Apoptosis is of fundamental importance to biological processes including embryogenesis, maintenance of tissue homeostasis, normal cellular development of multicellular organisms, elimination of virus-infected cells, and the development of immune system. It is a type of death that is fundamentally distinct from degenerative death or necrosis in that it is an active process of gene-directed cellular self-destruction which, in some instances, serves a biologically meaningful homeostatic function. Necrosis, in contrast, is cell death occurring as a result of severe injurious changes in the environment of infected cells.
Morphologically, apoptosis is characterized by the rapid condensation of the cell with preservation of membranes. Synchronistically with the compaction of chromatin, several biochemical changes occur in the cell. Nuclear DNA is cleaved at the linker regions between nucleosomes to produce fragments that are easily demonstrated by agarose gel electrophoresis wherein a characteristic ladder develops.

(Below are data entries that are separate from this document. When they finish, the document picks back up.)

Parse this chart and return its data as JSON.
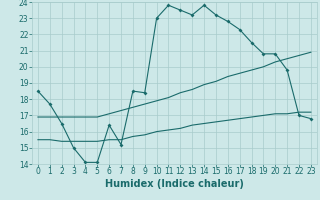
{
  "xlabel": "Humidex (Indice chaleur)",
  "xlim": [
    -0.5,
    23.5
  ],
  "ylim": [
    14,
    24
  ],
  "xticks": [
    0,
    1,
    2,
    3,
    4,
    5,
    6,
    7,
    8,
    9,
    10,
    11,
    12,
    13,
    14,
    15,
    16,
    17,
    18,
    19,
    20,
    21,
    22,
    23
  ],
  "yticks": [
    14,
    15,
    16,
    17,
    18,
    19,
    20,
    21,
    22,
    23,
    24
  ],
  "background_color": "#cde8e8",
  "grid_color": "#a8cccc",
  "line_color": "#1a6b6b",
  "line1_x": [
    0,
    1,
    2,
    3,
    4,
    5,
    6,
    7,
    8,
    9,
    10,
    11,
    12,
    13,
    14,
    15,
    16,
    17,
    18,
    19,
    20,
    21,
    22,
    23
  ],
  "line1_y": [
    18.5,
    17.7,
    16.5,
    15.0,
    14.1,
    14.1,
    16.4,
    15.2,
    18.5,
    18.4,
    23.0,
    23.8,
    23.5,
    23.2,
    23.8,
    23.2,
    22.8,
    22.3,
    21.5,
    20.8,
    20.8,
    19.8,
    17.0,
    16.8
  ],
  "line2_x": [
    0,
    1,
    2,
    3,
    4,
    5,
    6,
    7,
    8,
    9,
    10,
    11,
    12,
    13,
    14,
    15,
    16,
    17,
    18,
    19,
    20,
    21,
    22,
    23
  ],
  "line2_y": [
    16.9,
    16.9,
    16.9,
    16.9,
    16.9,
    16.9,
    17.1,
    17.3,
    17.5,
    17.7,
    17.9,
    18.1,
    18.4,
    18.6,
    18.9,
    19.1,
    19.4,
    19.6,
    19.8,
    20.0,
    20.3,
    20.5,
    20.7,
    20.9
  ],
  "line3_x": [
    0,
    1,
    2,
    3,
    4,
    5,
    6,
    7,
    8,
    9,
    10,
    11,
    12,
    13,
    14,
    15,
    16,
    17,
    18,
    19,
    20,
    21,
    22,
    23
  ],
  "line3_y": [
    15.5,
    15.5,
    15.4,
    15.4,
    15.4,
    15.4,
    15.5,
    15.5,
    15.7,
    15.8,
    16.0,
    16.1,
    16.2,
    16.4,
    16.5,
    16.6,
    16.7,
    16.8,
    16.9,
    17.0,
    17.1,
    17.1,
    17.2,
    17.2
  ],
  "tick_fontsize": 5.5,
  "xlabel_fontsize": 7
}
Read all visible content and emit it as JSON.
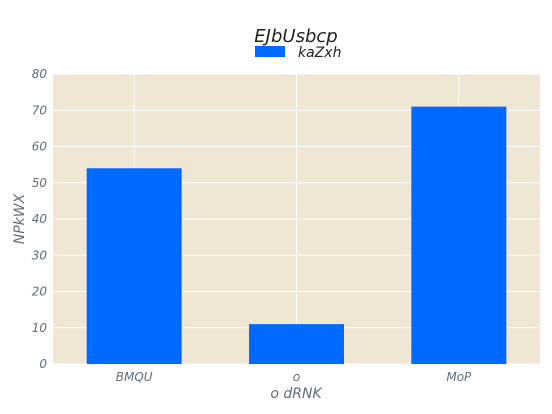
{
  "chart_data": {
    "type": "bar",
    "title": "EJbUsbcp",
    "xlabel": "o dRNK",
    "ylabel": "NPkWX",
    "categories": [
      "BMQU",
      "o",
      "MoP"
    ],
    "series": [
      {
        "name": "kaZxh",
        "values": [
          54,
          11,
          71
        ]
      }
    ],
    "ylim": [
      0,
      80
    ],
    "yticks": [
      0,
      10,
      20,
      30,
      40,
      50,
      60,
      70,
      80
    ],
    "grid": true,
    "legend_position": "top-center",
    "colors": {
      "plot_background": "#efe6d3",
      "grid": "#ffffff",
      "bar": "#0069ff",
      "text": "#5f6e7a"
    }
  }
}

The primary image of apoptosis is that of the dying thymocyte: fusion of chromatin into one mass, which binds to the nuclear membrane, while the cytoplasm remains apparently intact before beginning to condense. The nuclear change is one of the earliest visible processes; the conversion to the condensed state occurs rapidly and is accompanied by endonucleolytic degradation of DNA between nucleosomes. Once the chromatin has condensed, electrophoresis of the DNA demonstrates a ladder of fragments differing in size by 180 bp, generated by an enzymatic activity resembling that of DNase I.
This type of cell death is seen in many varieties of cells, especially those that, like lymphocytes or thymocytes, have relatively little cytoplasm and are highly mitotic or derive from highly mitotic lines. In this situation, in which mitotic cells are likely to face challenges by mutagens (viruses, toxins), an appropriate biological imperative would be to destroy the DNA rapidly and effectively. Thus, this type of cell death is particularly dramatic among hematopoietic cells and their derivatives.

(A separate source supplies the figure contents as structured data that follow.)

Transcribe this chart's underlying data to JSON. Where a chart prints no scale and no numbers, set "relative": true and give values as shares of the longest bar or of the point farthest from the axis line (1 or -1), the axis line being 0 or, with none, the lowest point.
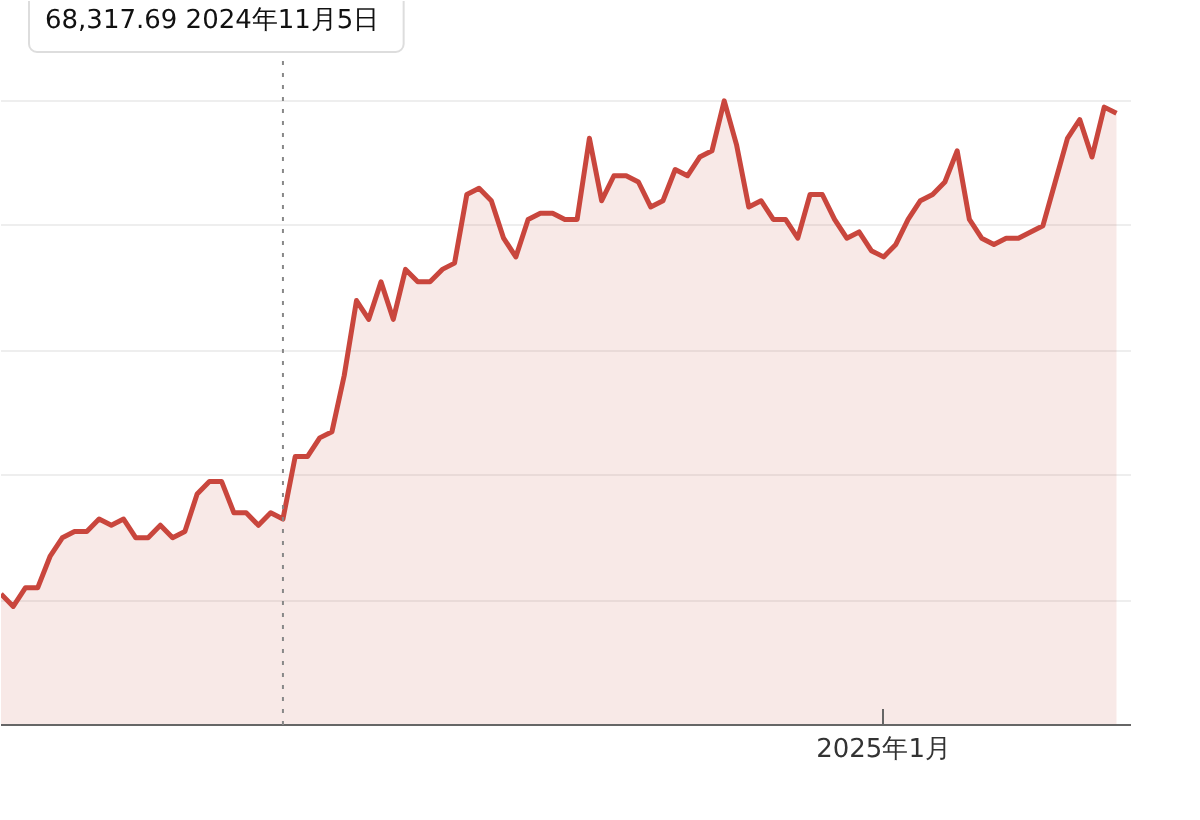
{
  "chart_data": {
    "type": "area",
    "relative": true,
    "grid": "y",
    "marker": "none",
    "line_style": "solid",
    "categories": [
      null,
      null,
      null,
      null,
      null,
      null,
      null,
      null,
      null,
      null,
      null,
      null,
      null,
      null,
      null,
      null,
      null,
      null,
      null,
      null,
      null,
      null,
      null,
      null,
      null,
      null,
      null,
      null,
      null,
      null,
      null,
      null,
      null,
      null,
      null,
      null,
      null,
      null,
      null,
      null,
      null,
      null,
      null,
      null,
      null,
      null,
      null,
      null,
      null,
      null,
      null,
      null,
      null,
      null,
      null,
      null,
      null,
      null,
      null,
      null,
      null,
      null,
      null,
      null,
      null,
      null,
      null,
      null,
      null,
      null,
      null,
      null,
      null,
      null,
      null,
      null,
      null,
      null,
      null,
      null,
      null,
      null,
      null,
      null,
      null,
      null,
      null,
      null,
      null,
      null,
      null,
      null
    ],
    "series": [
      {
        "color": "#c9463d",
        "values": [
          0.21,
          0.19,
          0.22,
          0.22,
          0.27,
          0.3,
          0.31,
          0.31,
          0.33,
          0.32,
          0.33,
          0.3,
          0.3,
          0.32,
          0.3,
          0.31,
          0.37,
          0.39,
          0.39,
          0.34,
          0.34,
          0.32,
          0.34,
          0.33,
          0.43,
          0.43,
          0.46,
          0.47,
          0.56,
          0.68,
          0.65,
          0.71,
          0.65,
          0.73,
          0.71,
          0.71,
          0.73,
          0.74,
          0.85,
          0.86,
          0.84,
          0.78,
          0.75,
          0.81,
          0.82,
          0.82,
          0.81,
          0.81,
          0.94,
          0.84,
          0.88,
          0.88,
          0.87,
          0.83,
          0.84,
          0.89,
          0.88,
          0.91,
          0.92,
          1.0,
          0.93,
          0.83,
          0.84,
          0.81,
          0.81,
          0.78,
          0.85,
          0.85,
          0.81,
          0.78,
          0.79,
          0.76,
          0.75,
          0.77,
          0.81,
          0.84,
          0.85,
          0.87,
          0.92,
          0.81,
          0.78,
          0.77,
          0.78,
          0.78,
          0.79,
          0.8,
          0.87,
          0.94,
          0.97,
          0.91,
          0.99,
          0.98
        ]
      }
    ],
    "annotations": [
      "68,317.69  2024年11月5日",
      "2025年1月"
    ]
  }
}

Several regulatory components of the apoptotic pathway have been identified in various living organisms including man and the nematode Caenorhabditis elegans. 

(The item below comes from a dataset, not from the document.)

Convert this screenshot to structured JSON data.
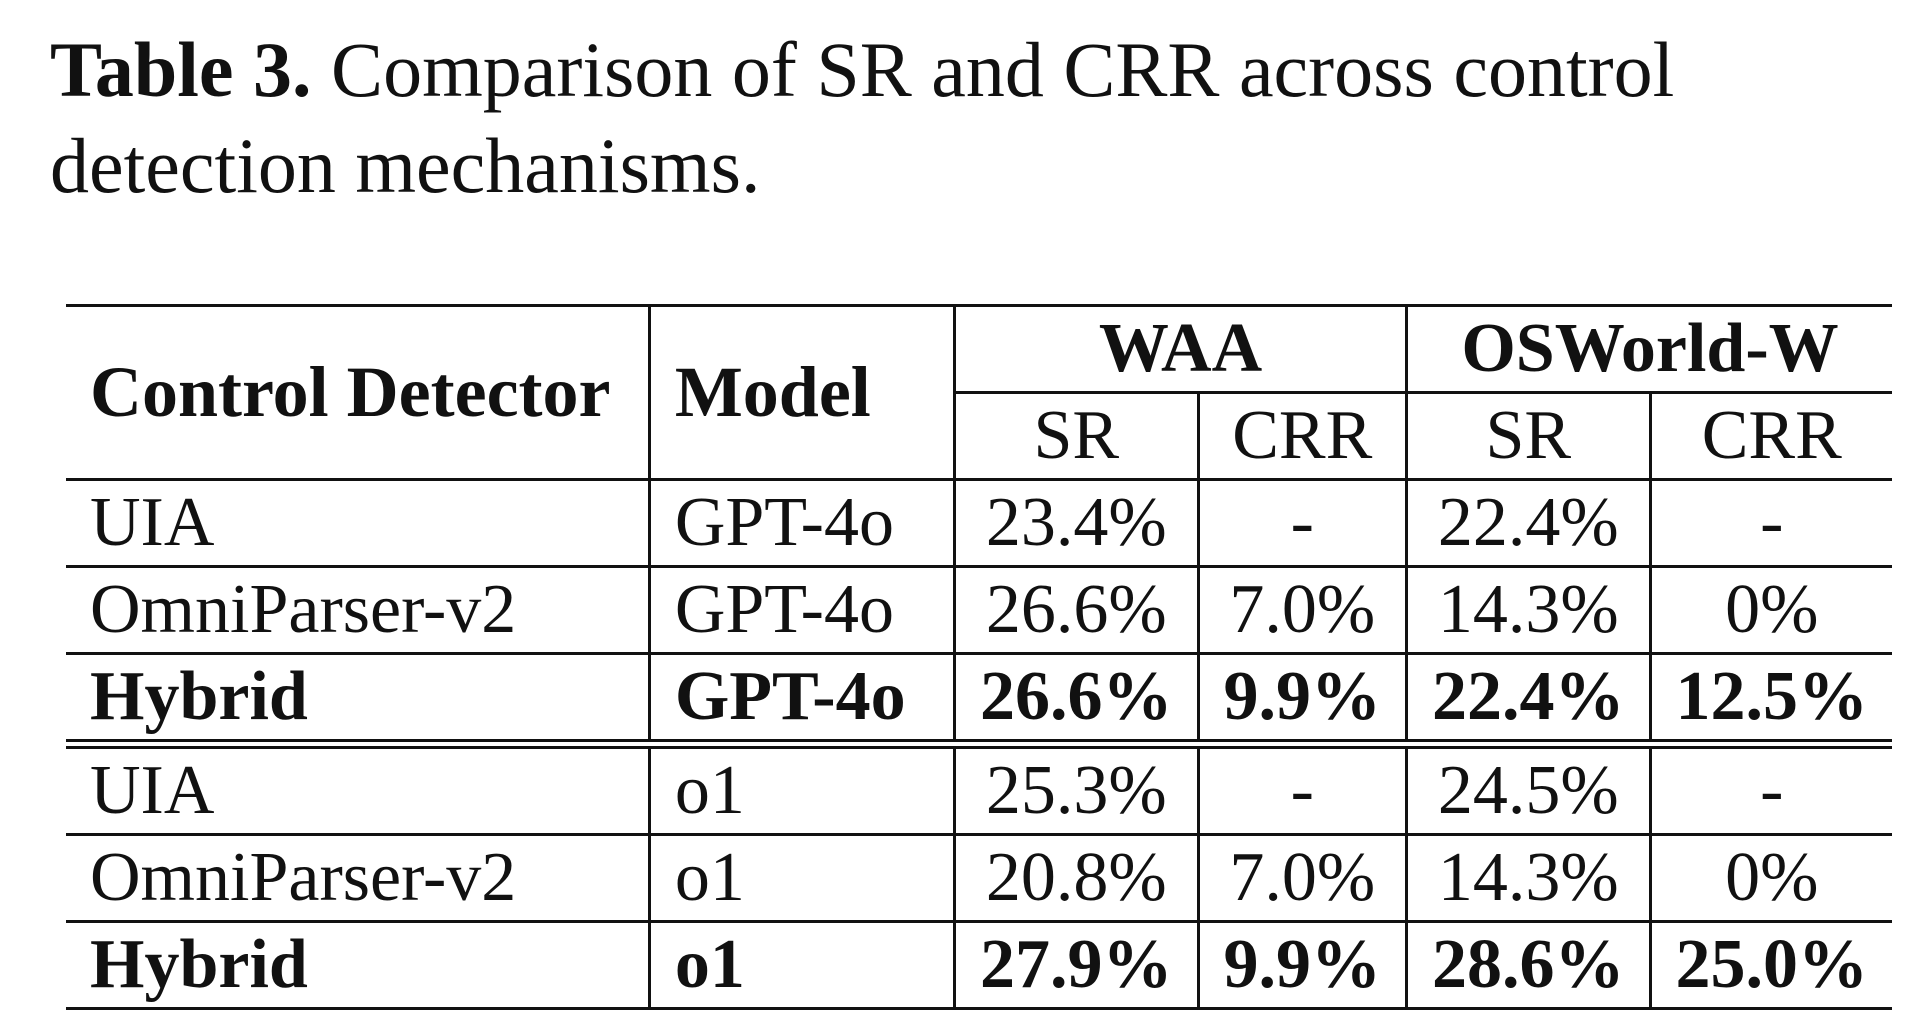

Two murine transcription products involved in cell apoptosis have been reported by Inohara et al. (1998), that have been named respectively CIDE-A and CIDE-B. Murine CIDE-A and CIDE-B have strong homology with the murine anti-apoptosis DFF45 protein as well as with the drosophila protein DREP-1. The homology of CIDE-A, CIDE-B and FSP27 with DFF45 was restricted to an N-terminal region designated by Inohara et al. as CIDE-N domain which showed 39, 29 and 38% amino acid identity respectively with DFF45.
Because there is a strong need in the art to make available to the public novel means useful to prevent or inhibit apoptosis disorders, either in the case of disorders caused by abnormal cell proliferation wherein apoptosis induction is desirable or in the case of disorders caused by abnormal cell death wherein an inhibition or an arrest of apoptosis is desirable, the inventors have attempted to isolate and characterize a novel gene encoding a protein involved in apoptosis pathway, namely the human CIDE-B gene.